Capítulo Setenta e Dois - O Estranho Consultório Médico

Embora a minha grandiosa Ming seja poderosa em virtude militar, escolho triunfar pela cultura. O Contador de Histórias do Sul do Rio Yangtzé 3470 palavras 2026-01-20 01:39:07

A antiga Gais Town, que viria a se tornar Vancouver, ainda era apenas uma vila, então o Porto de Angelis era naturalmente ainda menor. Toda a comunidade do cais tinha apenas uma rua um pouco mais larga.

Devido à presença de muitos trabalhadores chineses que lutavam pela sobrevivência no cais, alguns deles ali desde o tempo das Treze Linhas, o local já exibia traços do que se tornaria a “Cidade Chinesa”. O Salão da Fortuna estava situado justamente nesse ambiente.

Apesar da recomendação do velho chinês que varria as ruas, nem o capitão, nem o imediato, tampouco o médico medíocre Porter pensaram em levar o doente para esse lugar. Para quê? Um trabalhador à beira da morte, valeria a pena gastar dinheiro com seu tratamento? Além disso, era uma infecção pulmonar grave. Nem os melhores médicos de Nova Iorque, Boston ou Washington tinham solução para tal caso; o que poderia fazer um curandeiro chinês do interior?

Porter desprezava completamente essa ideia, sem qualquer disposição para testá-la. Quanto ao capitão e seus homens, dirigiram-se diretamente ao bairro do cais conhecido pela boemia. Estavam desesperados por distração.

No entanto, o que aconteceu depois surpreendeu a todos. Não foi como em ocasiões anteriores, quando esperavam um ou dois dias pela chegada das carroças do distrito minerador. Sem muita demora, o novo chefe da guarda das minas, o velho Joseph, chegou apressado. Sua primeira exigência foi que todos os trabalhadores chineses fossem levados ao Salão da Fortuna para um “exame admissional”.

O velho Joseph era apelidado de “Sonolento”. O nome não era à toa: ele já era um idoso propenso a cochilos. Era difícil imaginar que tal figura fosse o escolhido pessoalmente por Donald para comandar a guarda das minas, tornando-se o segundo em comando no distrito minerador.
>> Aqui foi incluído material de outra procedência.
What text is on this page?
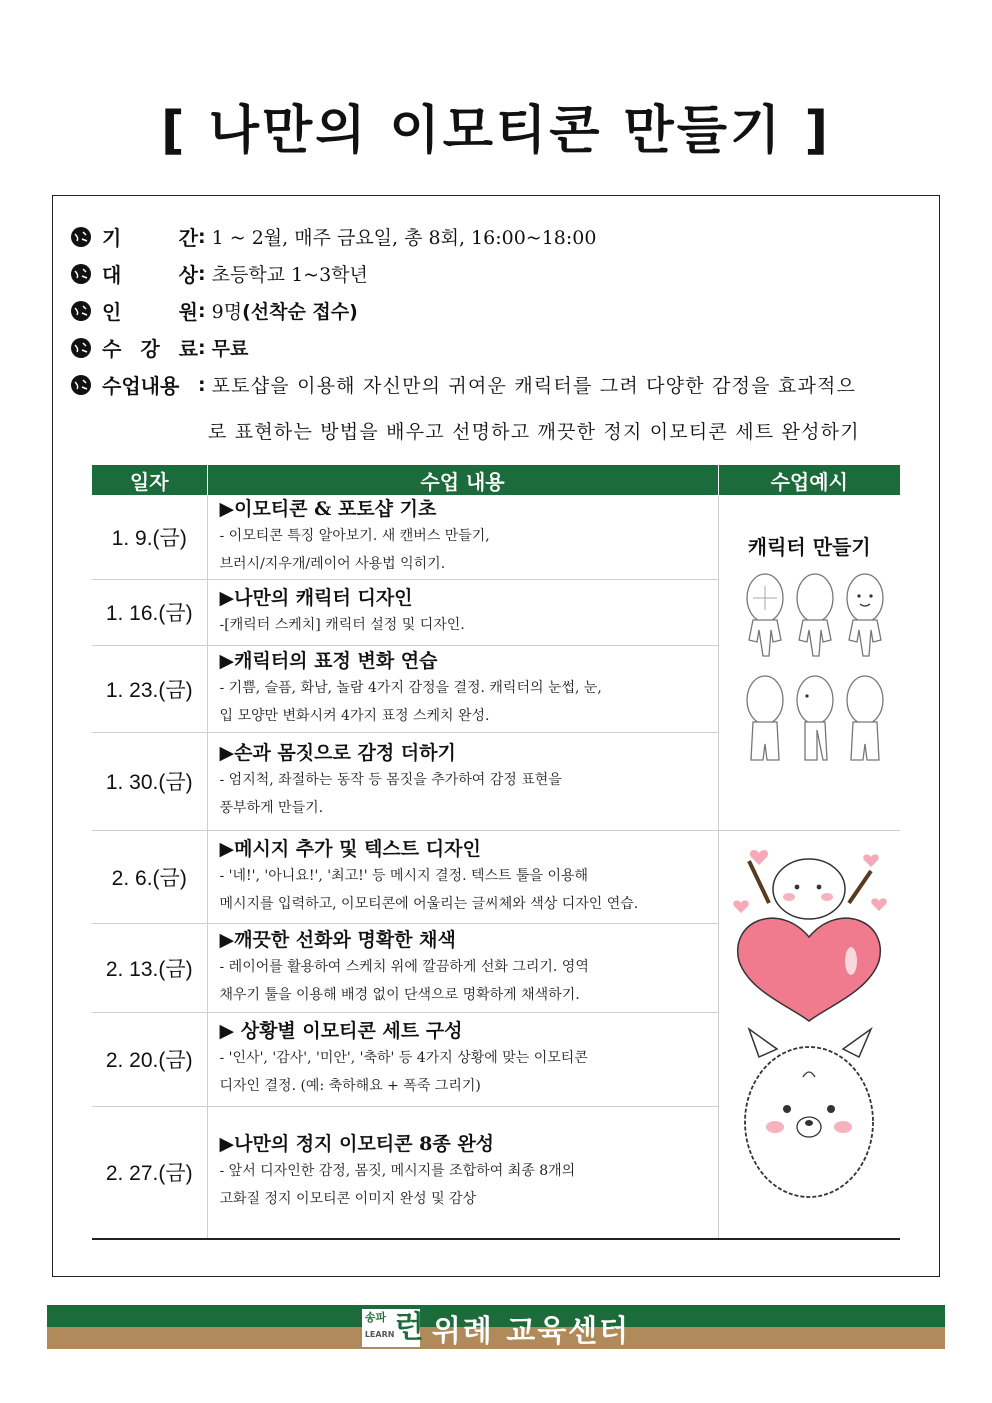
[ 나만의 이모티콘 만들기 ]
기 간 : 1 ~ 2월, 매주 금요일, 총 8회, 16:00~18:00
대 상 : 초등학교 1~3학년
인 원 : 9명(선착순 접수)
수 강 료 : 무료
수업내용 : 포토샵을 이용해 자신만의 귀여운 캐릭터를 그려 다양한 감정을 효과적으
로 표현하는 방법을 배우고 선명하고 깨끗한 정지 이모티콘 세트 완성하기
일자	수업 내용	수업예시
1. 9.(금)	▶이모티콘 & 포토샵 기초
- 이모티콘 특징 알아보기. 새 캔버스 만들기,
브러시/지우개/레이어 사용법 익히기.	캐릭터 만들기

1. 16.(금)	▶나만의 캐릭터 디자인
-[캐릭터 스케치] 캐릭터 설정 및 디자인.	

1. 23.(금)	▶캐릭터의 표정 변화 연습
- 기쁨, 슬픔, 화남, 놀람 4가지 감정을 결정. 캐릭터의 눈썹, 눈,
입 모양만 변화시켜 4가지 표정 스케치 완성.	

1. 30.(금)	▶손과 몸짓으로 감정 더하기
- 엄지척, 좌절하는 동작 등 몸짓을 추가하여 감정 표현을
풍부하게 만들기.	

2. 6.(금)	▶메시지 추가 및 텍스트 디자인
- '네!', '아니요!', '최고!' 등 메시지 결정. 텍스트 툴을 이용해
메시지를 입력하고, 이모티콘에 어울리는 글씨체와 색상 디자인 연습.

2. 13.(금)	▶깨끗한 선화와 명확한 채색
- 레이어를 활용하여 스케치 위에 깔끔하게 선화 그리기. 영역
채우기 툴을 이용해 배경 없이 단색으로 명확하게 채색하기.	

2. 20.(금)	▶ 상황별 이모티콘 세트 구성
- '인사', '감사', '미안', '축하' 등 4가지 상황에 맞는 이모티콘
디자인 결정. (예: 축하해요 + 폭죽 그리기)	

2. 27.(금)	▶나만의 정지 이모티콘 8종 완성
- 앞서 디자인한 감정, 몸짓, 메시지를 조합하여 최종 8개의
고화질 정지 이모티콘 이미지 완성 및 감상	
송파
LEARN 런 위례 교육센터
Mas era um fato. Após recorrer ao poder da máfia chinesa para eliminar a antiga guarda, Donald foi pessoalmente a Seattle recrutar novos membros. Para garantir que seu esquema contra a empresa não fosse descoberto, era fundamental evitar pessoas inteligentes e competentes; alguém como Joseph, barato e distraído, era ideal.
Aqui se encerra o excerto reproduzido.